Loon internet balloon in California in 2015
Cheaper than digging cables, Loon’s internet balloons beam 4G internet signals down to remote areas © Reuters

Floating 12 miles above the earth, high above commercial aircraft, internet balloons offer the possibility of online connection for hundreds of millions of people living in emerging markets. Loon, a subsidiary of Google’s parent company Alphabet, has launched its first commercial project in Kenya. Success will lead more countries to seek a deal.

Loon has already proved that its polyethylene, solar-powered helium balloons work by providing internet access to hurricane-hit Puerto Rico. Kenya is a test of whether the service can be profitable. Cheaper than digging cables, the balloons use algorithms to navigate air currents and stay in one place, beaming 4G internet signals down to remote areas. 

Like self-driving car company Waymo, Loon is a graduate of Google’s moonshots R&D lab. The unit could do with some good publicity. New Alphabet boss Sundar Pichai has implied that costs connected to the company’s “other bets” need to fall. 

Offering internet access to emerging economies is a worthy, and potentially lucrative, goal. Poverty and low population density in emerging markets stymie online access while US tech giants that have saturated home markets are keen to sign up new customers. As well as services, access would provide more personal data — so long as governments refrain from implementing new privacy laws. 

Chart showing African broadband access and internet users

While Google reaches for the sky, Facebook has stayed closer to earth with Free Basics, which works with local telecoms companies to give users access to certain internet sites — including Facebook — for free. It is also working with multiple partners, including China Mobile International and Vodafone, to build submarine fibre-optic cables that will connect Europe, the Middle East and Africa. 
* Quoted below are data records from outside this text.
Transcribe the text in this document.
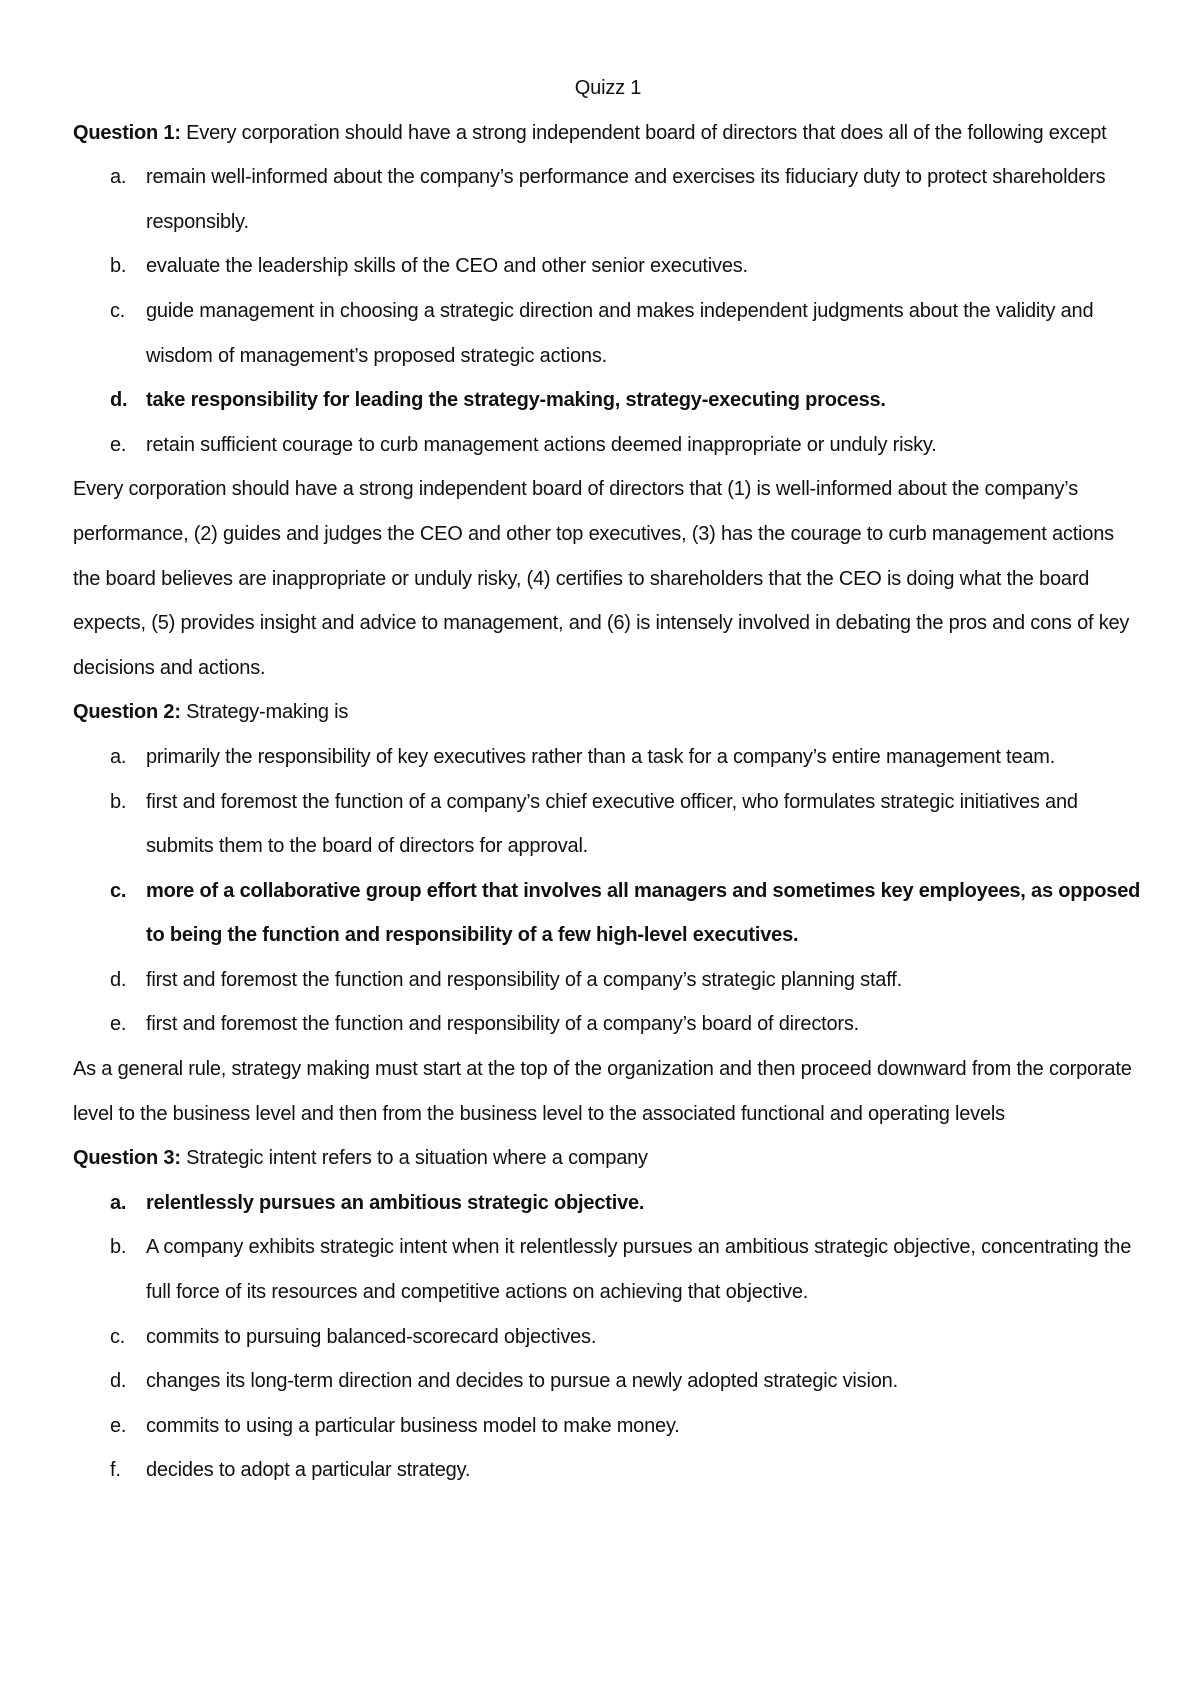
Quizz 1

Question 1: Every corporation should have a strong independent board of directors that does all of the following except

a. remain well-informed about the company’s performance and exercises its fiduciary duty to protect shareholders responsibly.
b. evaluate the leadership skills of the CEO and other senior executives.
c. guide management in choosing a strategic direction and makes independent judgments about the validity and wisdom of management’s proposed strategic actions.
d. take responsibility for leading the strategy-making, strategy-executing process.
e. retain sufficient courage to curb management actions deemed inappropriate or unduly risky.

Every corporation should have a strong independent board of directors that (1) is well-informed about the company’s performance, (2) guides and judges the CEO and other top executives, (3) has the courage to curb management actions the board believes are inappropriate or unduly risky, (4) certifies to shareholders that the CEO is doing what the board expects, (5) provides insight and advice to management, and (6) is intensely involved in debating the pros and cons of key decisions and actions.

Question 2: Strategy-making is

a. primarily the responsibility of key executives rather than a task for a company’s entire management team.
b. first and foremost the function of a company’s chief executive officer, who formulates strategic initiatives and submits them to the board of directors for approval.
c. more of a collaborative group effort that involves all managers and sometimes key employees, as opposed to being the function and responsibility of a few high-level executives.
d. first and foremost the function and responsibility of a company’s strategic planning staff.
e. first and foremost the function and responsibility of a company’s board of directors.

As a general rule, strategy making must start at the top of the organization and then proceed downward from the corporate level to the business level and then from the business level to the associated functional and operating levels

Question 3: Strategic intent refers to a situation where a company

a. relentlessly pursues an ambitious strategic objective.
b. A company exhibits strategic intent when it relentlessly pursues an ambitious strategic objective, concentrating the full force of its resources and competitive actions on achieving that objective.
c. commits to pursuing balanced-scorecard objectives.
d. changes its long-term direction and decides to pursue a newly adopted strategic vision.
e. commits to using a particular business model to make money.
f. decides to adopt a particular strategy.
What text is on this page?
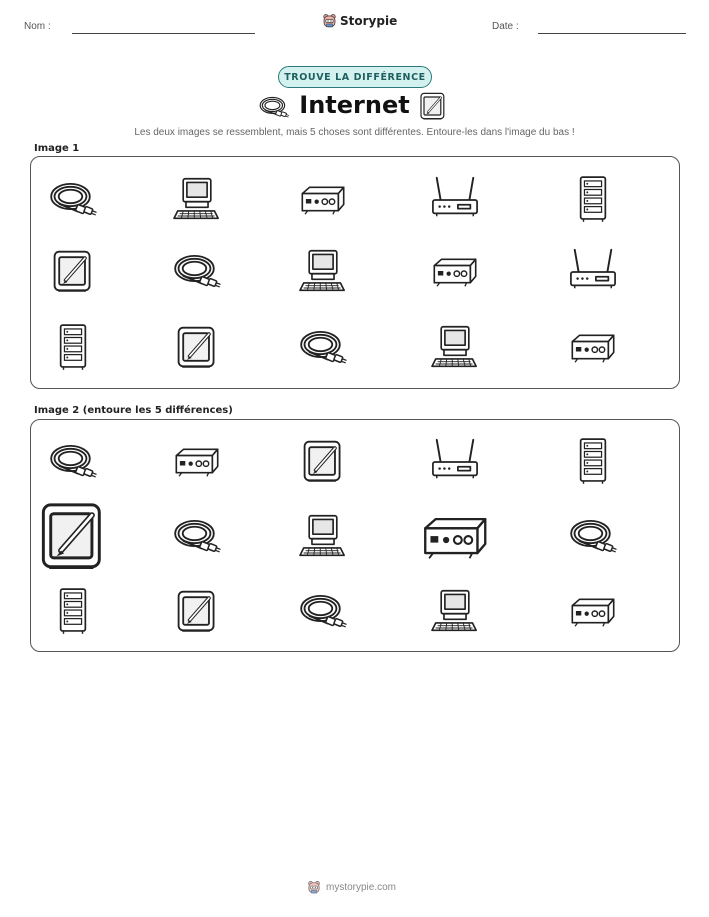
Nom :	Storypie	Date :
TROUVE LA DIFFÉRENCE
Internet
Les deux images se ressemblent, mais 5 choses sont différentes. Entoure-les dans l'image du bas !
Image 1
Image 2 (entoure les 5 différences)
mystorypie.com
Across Africa, online access varies widely. Nigeria has almost 124m internet users, making it one of the world’s biggest online populations. Countries such as Tunisia and Ghana have more mobile subscriptions than people. Yet according to the International Telecommunication Union, a UN agency, internet access costs are still too high for the majority of people in the continent. Just over 25 per cent of the sub-Saharan population is online, according to World Bank data.

A project to achieve universal internet coverage by 2030 could cost $100bn, says working group Broadband for All. The shorter term target to double broadband connections between 2016 and 2021 will cost $9bn. For US tech companies, however, the chance of winning more users make it worth the investment.